The hiring sprees of 2009 are starting to pay off at boutique investment firms. As first-quarter earnings season gets underway, smaller firms are reporting impressive revenues on the backs of talent acquired last year. And many have continued to add to its employee roster since the start of 2010 with plans to make selective hires in the coming months.
Here's a look at the plans of three high-profile boutiques:
1. Jefferies: The New York-based firm marched forward with its plans to build out into a full-service securities and investment firm. As of March 31, it increased headcount by 101 to 2,729 employees from the previous quarter, according to its first-quarter earnings report. Staff levels inched up every quarter in 2009, rising 19% compared to the same period a year ago.
"The majority of this increase was driven by the continued build up the infrastructure required to support our recent expanded sales and trading and investment banking platforms," said Peregrine C. Broadbent, the firm's chief financial officer, on a conference call with investors and analysts this week. Some of the new hires were made in London. Jefferies had announced last August a plan to recruit talent there to expand an integrated European credit effort that would focus on investment grade, high yield and loan products.

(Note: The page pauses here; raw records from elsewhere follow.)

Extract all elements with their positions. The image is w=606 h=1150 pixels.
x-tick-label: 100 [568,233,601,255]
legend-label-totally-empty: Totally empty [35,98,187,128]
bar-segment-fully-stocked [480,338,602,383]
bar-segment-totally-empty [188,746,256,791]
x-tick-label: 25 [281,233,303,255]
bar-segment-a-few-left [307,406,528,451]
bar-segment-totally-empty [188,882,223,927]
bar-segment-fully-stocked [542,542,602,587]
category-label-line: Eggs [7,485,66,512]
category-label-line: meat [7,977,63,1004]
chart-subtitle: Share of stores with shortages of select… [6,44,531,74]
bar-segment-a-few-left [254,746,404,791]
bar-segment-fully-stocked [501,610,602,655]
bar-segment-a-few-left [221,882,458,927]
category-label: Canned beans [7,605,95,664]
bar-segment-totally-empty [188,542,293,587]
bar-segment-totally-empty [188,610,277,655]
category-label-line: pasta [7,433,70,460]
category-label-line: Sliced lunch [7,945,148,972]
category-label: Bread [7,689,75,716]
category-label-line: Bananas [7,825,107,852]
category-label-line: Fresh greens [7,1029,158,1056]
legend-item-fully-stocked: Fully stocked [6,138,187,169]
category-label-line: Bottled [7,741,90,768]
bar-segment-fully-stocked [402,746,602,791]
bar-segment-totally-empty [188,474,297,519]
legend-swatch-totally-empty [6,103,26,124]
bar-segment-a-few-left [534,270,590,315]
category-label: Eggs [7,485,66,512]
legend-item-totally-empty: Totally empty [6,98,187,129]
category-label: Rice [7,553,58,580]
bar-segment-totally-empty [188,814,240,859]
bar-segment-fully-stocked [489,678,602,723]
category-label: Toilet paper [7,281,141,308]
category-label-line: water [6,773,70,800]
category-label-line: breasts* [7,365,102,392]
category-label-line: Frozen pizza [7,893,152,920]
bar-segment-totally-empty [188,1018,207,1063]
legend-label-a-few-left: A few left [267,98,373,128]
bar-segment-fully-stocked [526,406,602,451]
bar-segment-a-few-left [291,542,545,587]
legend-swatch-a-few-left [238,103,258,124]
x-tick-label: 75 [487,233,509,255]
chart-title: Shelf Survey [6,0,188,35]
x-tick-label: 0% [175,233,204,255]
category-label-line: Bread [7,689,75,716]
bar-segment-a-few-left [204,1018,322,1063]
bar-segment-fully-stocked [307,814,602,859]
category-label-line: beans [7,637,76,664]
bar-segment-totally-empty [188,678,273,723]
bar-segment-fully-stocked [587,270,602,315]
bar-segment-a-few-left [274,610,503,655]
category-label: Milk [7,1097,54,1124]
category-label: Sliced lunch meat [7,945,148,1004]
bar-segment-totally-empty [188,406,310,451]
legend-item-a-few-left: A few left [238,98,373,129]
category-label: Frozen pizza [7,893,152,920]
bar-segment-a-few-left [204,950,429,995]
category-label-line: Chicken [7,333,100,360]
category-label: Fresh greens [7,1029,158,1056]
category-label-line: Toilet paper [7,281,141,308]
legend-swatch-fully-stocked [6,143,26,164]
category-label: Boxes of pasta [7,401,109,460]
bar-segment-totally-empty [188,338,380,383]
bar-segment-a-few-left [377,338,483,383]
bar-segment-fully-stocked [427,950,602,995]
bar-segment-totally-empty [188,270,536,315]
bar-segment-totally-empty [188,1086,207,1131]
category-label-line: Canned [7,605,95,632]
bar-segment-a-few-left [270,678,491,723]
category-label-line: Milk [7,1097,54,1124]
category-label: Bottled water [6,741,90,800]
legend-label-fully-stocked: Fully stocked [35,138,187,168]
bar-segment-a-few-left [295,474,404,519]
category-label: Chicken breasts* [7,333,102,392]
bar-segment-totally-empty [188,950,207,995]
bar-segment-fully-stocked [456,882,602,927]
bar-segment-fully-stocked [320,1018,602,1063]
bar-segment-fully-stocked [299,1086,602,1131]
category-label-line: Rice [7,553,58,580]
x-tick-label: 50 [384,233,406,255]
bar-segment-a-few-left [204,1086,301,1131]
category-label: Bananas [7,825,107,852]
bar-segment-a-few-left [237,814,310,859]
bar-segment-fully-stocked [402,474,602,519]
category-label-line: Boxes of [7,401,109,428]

Net revenues jumped 71% to $583 million in the first quarter compared to $342 million in the prior year.
2. Piper Jaffray: The Minneapolis-based firm grew its staff to 1,092, up 53 workers from the fourth quarter. In anticipation of a hotter M&A market in 2010, Piper Jaffray filled 25 of the 30 senior hires it planned to make this year, said CEO Andrew Duff on a conference call with analysts. The firm had hired 50 senior revenue producers in 2009. Though the firm initially aimed to recruit approximately the same number of senior-level professionals this year, it revised its plans to bring on more junior bankers.
The adjustment was partially due to the "competitive landscape" that "has changed fairly significantly, Duff said on the call. "So we're going to moderate that and, if you will, kind of mature what we've done and then remix and hire some more junior than we had originally planned."
Approximately one-third of the new hires in the first quarter were in Europe and Asia and the remaining jobs will likely be focused there as well. While the bulk of the banking hires have been completed, the firm said it is still looking to fill positions in research and distribution. It will also continue to add to its middle-market sales force with a concentration in fixed income.
The larger work force is a part of the firm's strategy to increase its return on equity to up to 12% by 2012. The firm's return on equity was 4.6% at the end of last year.
3. Evercore Partners: Hiring activity is strong in the New York-based boutique's capital markets advisory and institutional equities business. Having received its underwriting authority in March, Evercore is "starting to very significantly ramp up hiring," said chief financial officer Robert Walsh on a conference call with analysts this week. The new underwriting business completed its first assignment during the quarter.
The firm made four key hires in its advisory unit in the first quarter to accompany its launch into coverage of real-estate banking, metals and mining, and fund-raising. Further hiring will likely follow the firm's foray into these areas.
Evercore did not specify firm employee numbers in its first quarter earnings release. The firm reported net revenues of $85.1 million, up 77% compared to the same period a year ago. Earnings were driven by continued strong revenues stemming from its investment banking advisory business.